Historical, Mythic, and Maritime Context
Rivers and currents mattered deeply in pre-modern life because they controlled movement, food, trade, labour, defence, and burial. A river was not background scenery. It was a road, a boundary, a source of power, and a danger. Harbours, canals, mills, ferries, moats, bridges, and floodplains all depended on predictable water. For real-world grounding, see Britannica on the importance of rivers to trade, agriculture, and industry.
Water also powered work. Mills, waterwheels, sluices, and controlled channels turned current into labour, grinding grain, fulling cloth, raising water, and supporting local industry. This is why a spell such as Control Currents should matter beyond combat. Used in the wrong place, it can disrupt mills, tolls, ferry routes, harbour traffic, canal locks, cargo movement, and civic order. For useful background, see Britannica on waterwheels and Britannica on canals and inland waterways.
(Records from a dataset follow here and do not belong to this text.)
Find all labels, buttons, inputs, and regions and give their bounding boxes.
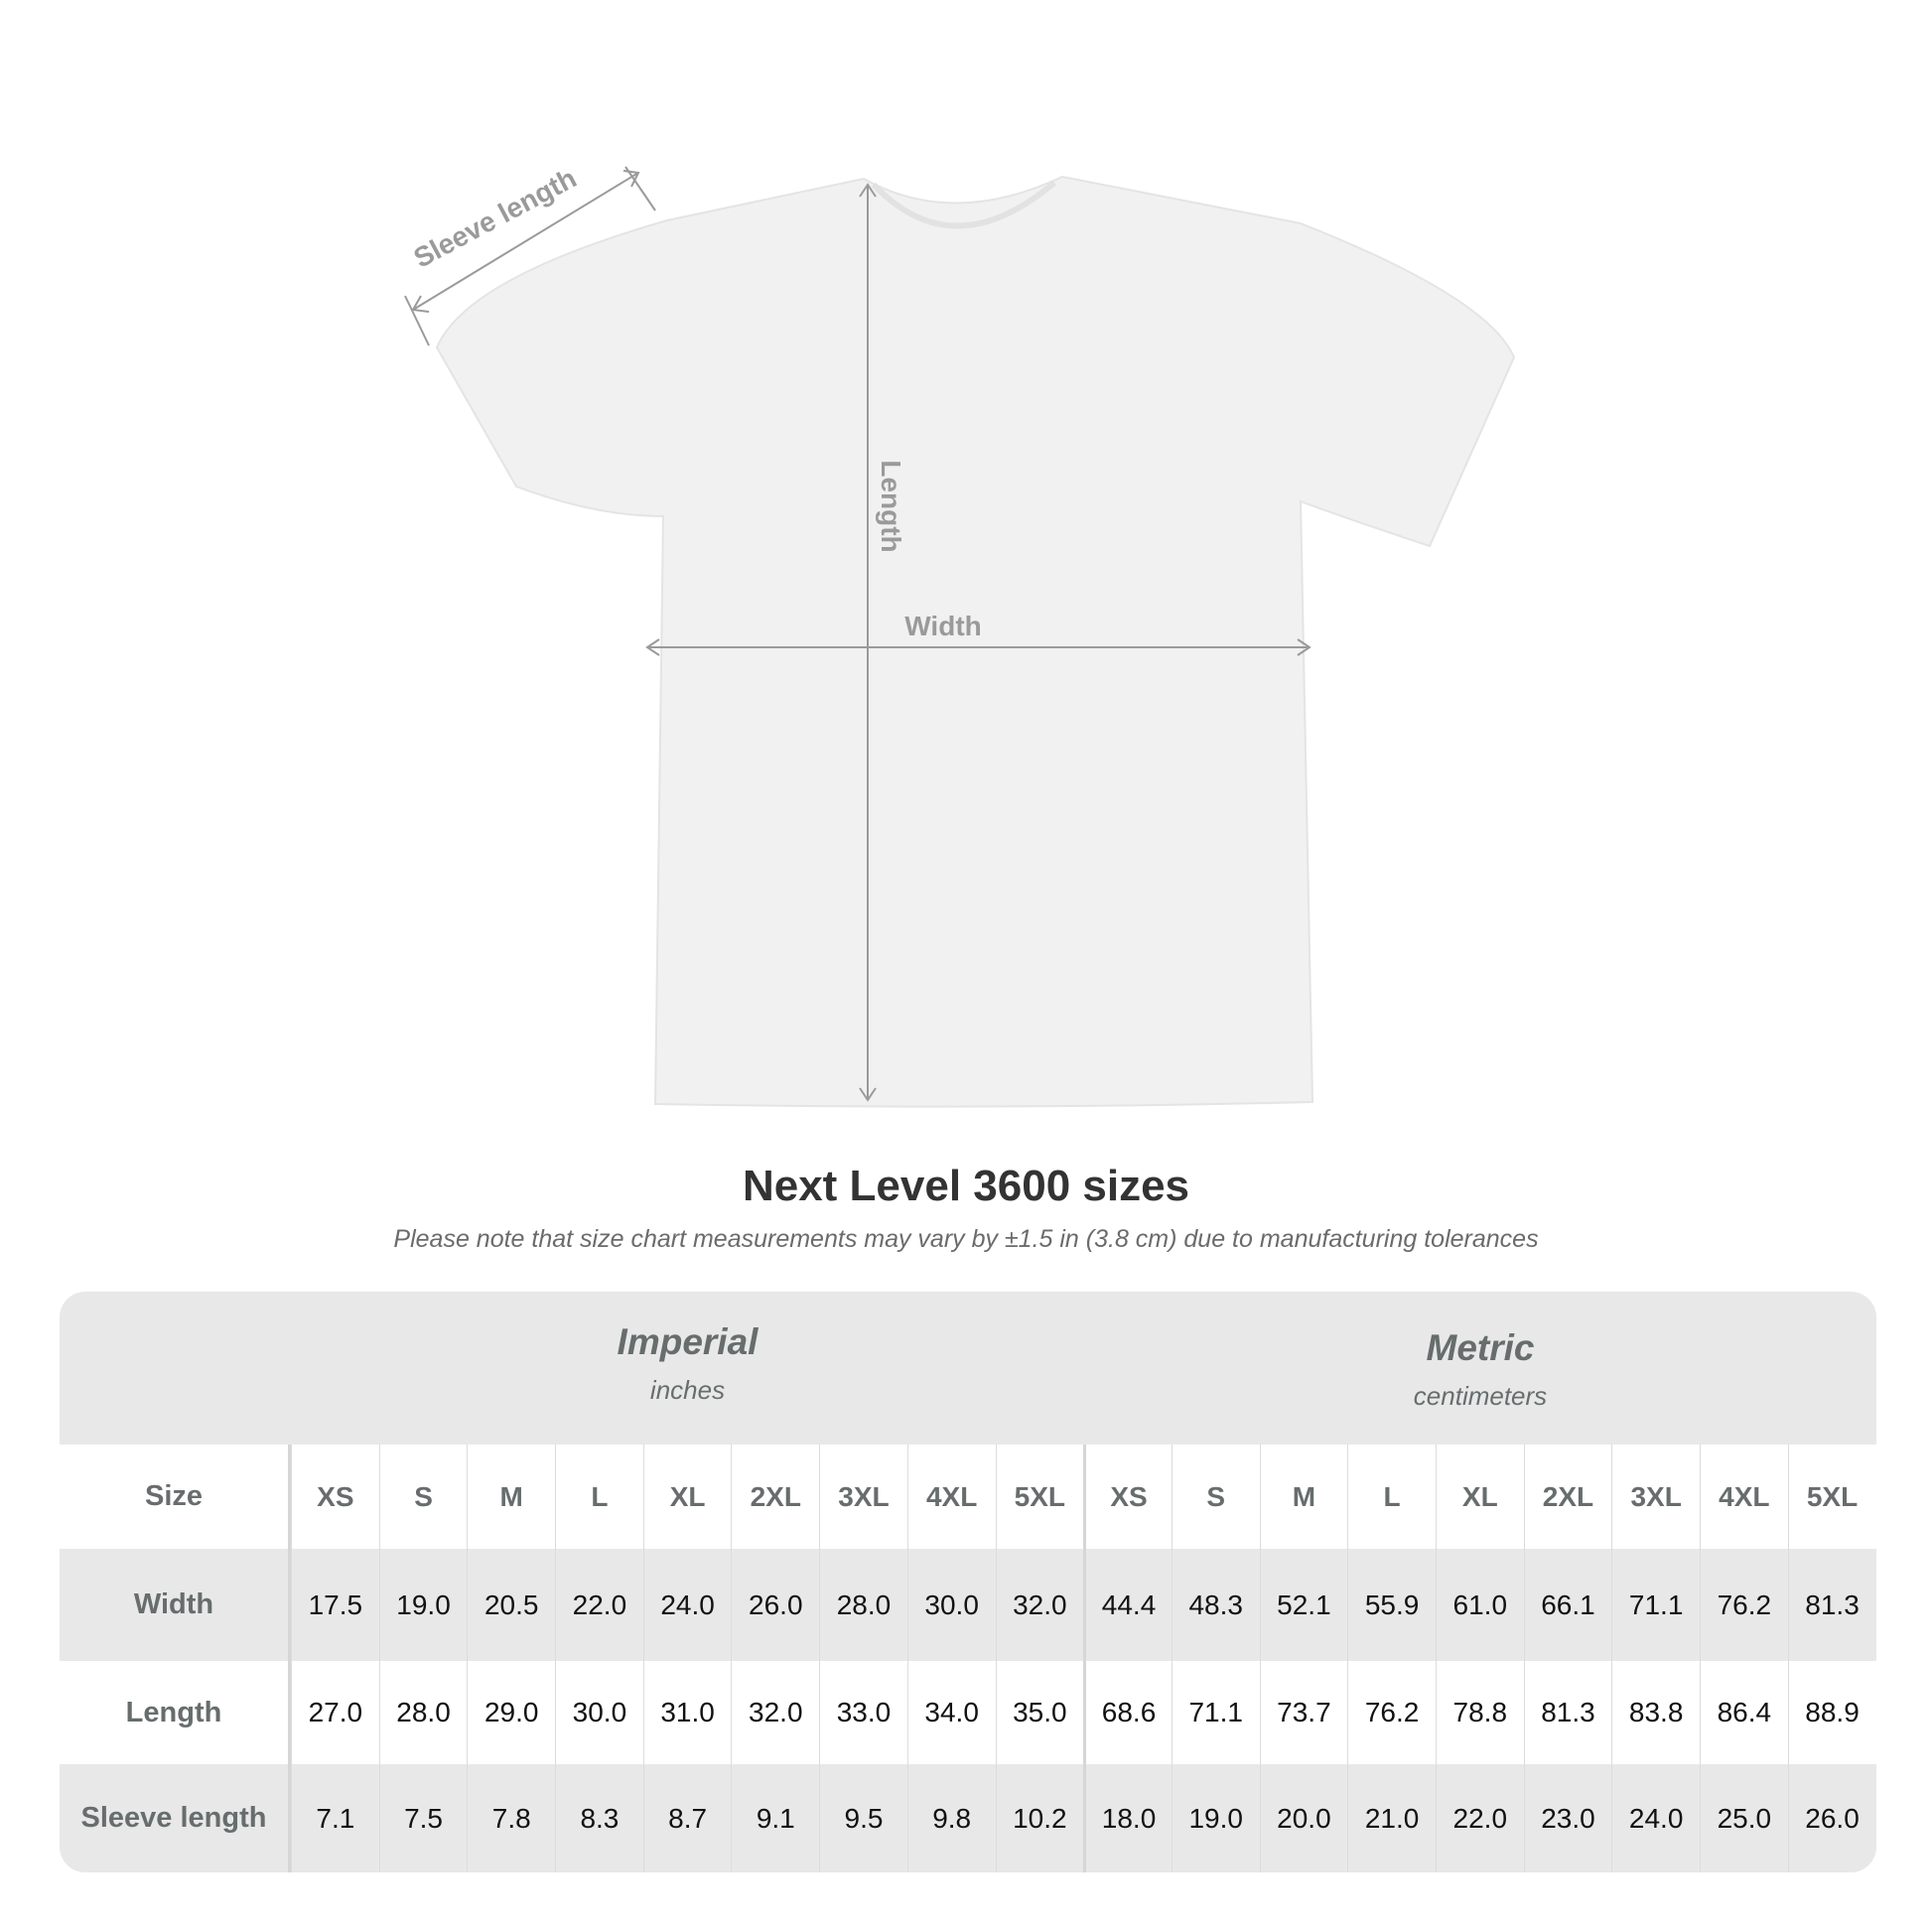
size-label-imperial: 2XL	[731, 1445, 819, 1549]
value-cell-imperial: 32.0	[731, 1661, 819, 1764]
value-cell-metric: 86.4	[1700, 1661, 1788, 1764]
size-label-imperial: M	[467, 1445, 555, 1549]
size-label-imperial: 5XL	[995, 1445, 1084, 1549]
value-cell-metric: 24.0	[1611, 1764, 1700, 1872]
value-cell-metric: 81.3	[1787, 1549, 1876, 1661]
value-cell-metric: 76.2	[1347, 1661, 1436, 1764]
value-cell-imperial: 7.8	[467, 1764, 555, 1872]
value-cell-imperial: 8.3	[555, 1764, 643, 1872]
value-cell-imperial: 28.0	[378, 1661, 468, 1764]
value-cell-imperial: 33.0	[819, 1661, 907, 1764]
value-cell-imperial: 9.1	[731, 1764, 819, 1872]
row-label: Length	[60, 1661, 291, 1764]
value-cell-imperial: 29.0	[467, 1661, 555, 1764]
value-cell-metric: 21.0	[1347, 1764, 1436, 1872]
size-label-imperial: XL	[642, 1445, 732, 1549]
value-cell-imperial: 7.1	[291, 1764, 379, 1872]
size-label-metric: 3XL	[1611, 1445, 1700, 1549]
value-cell-imperial: 26.0	[731, 1549, 819, 1661]
value-cell-metric: 48.3	[1171, 1549, 1260, 1661]
value-cell-metric: 88.9	[1787, 1661, 1876, 1764]
value-cell-imperial: 22.0	[555, 1549, 643, 1661]
size-label-metric: XL	[1435, 1445, 1524, 1549]
value-cell-metric: 20.0	[1259, 1764, 1348, 1872]
metric-header: Metric centimeters	[1084, 1327, 1876, 1412]
imperial-unit: inches	[649, 1375, 726, 1405]
value-cell-metric: 73.7	[1259, 1661, 1348, 1764]
tshirt-diagram: Sleeve length Length Width	[404, 163, 1516, 1108]
value-cell-metric: 25.0	[1700, 1764, 1788, 1872]
page-title: Next Level 3600 sizes	[742, 1162, 1190, 1210]
value-cell-imperial: 35.0	[995, 1661, 1084, 1764]
sleeve-arrow	[412, 172, 639, 311]
size-header-row: Size XS S M L XL 2XL 3XL 4XL 5XL XS S M L XL 2XL 3XL 4XL 5…	[60, 1445, 1876, 1549]
size-label-metric: L	[1347, 1445, 1436, 1549]
value-cell-metric: 61.0	[1435, 1549, 1524, 1661]
value-cell-metric: 23.0	[1523, 1764, 1612, 1872]
size-label-imperial: XS	[291, 1445, 379, 1549]
value-cell-metric: 68.6	[1083, 1661, 1172, 1764]
size-label-imperial: 3XL	[819, 1445, 907, 1549]
imperial-header: Imperial inches	[291, 1321, 1084, 1406]
value-cell-imperial: 28.0	[819, 1549, 907, 1661]
size-label-metric: 2XL	[1523, 1445, 1612, 1549]
tshirt-collar	[871, 180, 1056, 229]
size-label-metric: M	[1259, 1445, 1348, 1549]
value-cell-imperial: 17.5	[291, 1549, 379, 1661]
value-cell-imperial: 8.7	[642, 1764, 732, 1872]
length-label: Length	[876, 460, 906, 552]
size-label-metric: 5XL	[1787, 1445, 1876, 1549]
size-label-imperial: S	[378, 1445, 468, 1549]
value-cell-metric: 71.1	[1611, 1549, 1700, 1661]
width-label: Width	[904, 611, 982, 641]
value-cell-metric: 52.1	[1259, 1549, 1348, 1661]
value-cell-imperial: 27.0	[291, 1661, 379, 1764]
size-label-imperial: 4XL	[906, 1445, 996, 1549]
value-cell-metric: 81.3	[1523, 1661, 1612, 1764]
value-cell-metric: 76.2	[1700, 1549, 1788, 1661]
value-cell-metric: 26.0	[1787, 1764, 1876, 1872]
size-label-metric: XS	[1083, 1445, 1172, 1549]
table-row: Sleeve length 7.1 7.5 7.8 8.3 8.7 9.1 9.5 9.8 10.…	[60, 1764, 1876, 1872]
value-cell-imperial: 30.0	[555, 1661, 643, 1764]
sleeve-length-label: Sleeve length	[409, 163, 582, 274]
metric-unit: centimeters	[1413, 1381, 1548, 1411]
value-cell-imperial: 32.0	[995, 1549, 1084, 1661]
row-label: Sleeve length	[60, 1764, 291, 1872]
tshirt-shape	[435, 175, 1516, 1108]
value-cell-imperial: 7.5	[378, 1764, 468, 1872]
value-cell-metric: 44.4	[1083, 1549, 1172, 1661]
value-cell-imperial: 10.2	[995, 1764, 1084, 1872]
value-cell-metric: 71.1	[1171, 1661, 1260, 1764]
table-row: Length 27.0 28.0 29.0 30.0 31.0 32.0 33.0 34.0 35…	[60, 1661, 1876, 1764]
value-cell-imperial: 9.8	[906, 1764, 996, 1872]
imperial-label: Imperial	[617, 1321, 759, 1362]
value-cell-metric: 83.8	[1611, 1661, 1700, 1764]
value-cell-metric: 19.0	[1171, 1764, 1260, 1872]
table-row: Width 17.5 19.0 20.5 22.0 24.0 26.0 28.0 30.0 32.…	[60, 1549, 1876, 1661]
value-cell-metric: 22.0	[1435, 1764, 1524, 1872]
value-cell-metric: 78.8	[1435, 1661, 1524, 1764]
value-cell-metric: 66.1	[1523, 1549, 1612, 1661]
value-cell-imperial: 34.0	[906, 1661, 996, 1764]
size-label-metric: S	[1171, 1445, 1260, 1549]
row-label: Size	[60, 1445, 291, 1549]
value-cell-metric: 55.9	[1347, 1549, 1436, 1661]
metric-label: Metric	[1426, 1327, 1535, 1368]
value-cell-imperial: 20.5	[467, 1549, 555, 1661]
value-cell-metric: 18.0	[1083, 1764, 1172, 1872]
tolerance-note: Please note that size chart measurements…	[393, 1225, 1539, 1253]
size-table: Imperial inches Metric centimeters Size X…	[60, 1292, 1876, 1872]
size-label-imperial: L	[555, 1445, 643, 1549]
value-cell-imperial: 24.0	[642, 1549, 732, 1661]
value-cell-imperial: 30.0	[906, 1549, 996, 1661]
value-cell-imperial: 9.5	[819, 1764, 907, 1872]
value-cell-imperial: 19.0	[378, 1549, 468, 1661]
row-label: Width	[60, 1549, 291, 1661]
size-label-metric: 4XL	[1700, 1445, 1788, 1549]
value-cell-imperial: 31.0	[642, 1661, 732, 1764]
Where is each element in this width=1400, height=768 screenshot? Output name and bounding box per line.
Mythic traditions often treat rivers as more than physical features. They have names, tempers, guardians, sacred crossings, underworld associations, and ancestral claims. In Greek mythology, the Potamoi were river gods, while rivers of the underworld such as Styx and Acheron were bound to death, oath, passage, and judgement.
In that context, Control Currents should not feel like neutral engineering alone. It is a temporary act of command over something people already fear, bargain with, pray beside, and depend upon. The caster is not simply moving water. They are interfering with a force that may support a town, guard a border, power a mill, conceal the dead, carry trade, or mark a sacred crossing.
For campaign use, this gives the spell consequences beyond a single encounter. A river spirit may object. A miller may demand compensation. A harbour guild may treat the caster as a threat. A smuggler route may be exposed. A drowned body may surface. A local ruler may decide that a person who can command water belongs in service, exile, prison, or a shrine.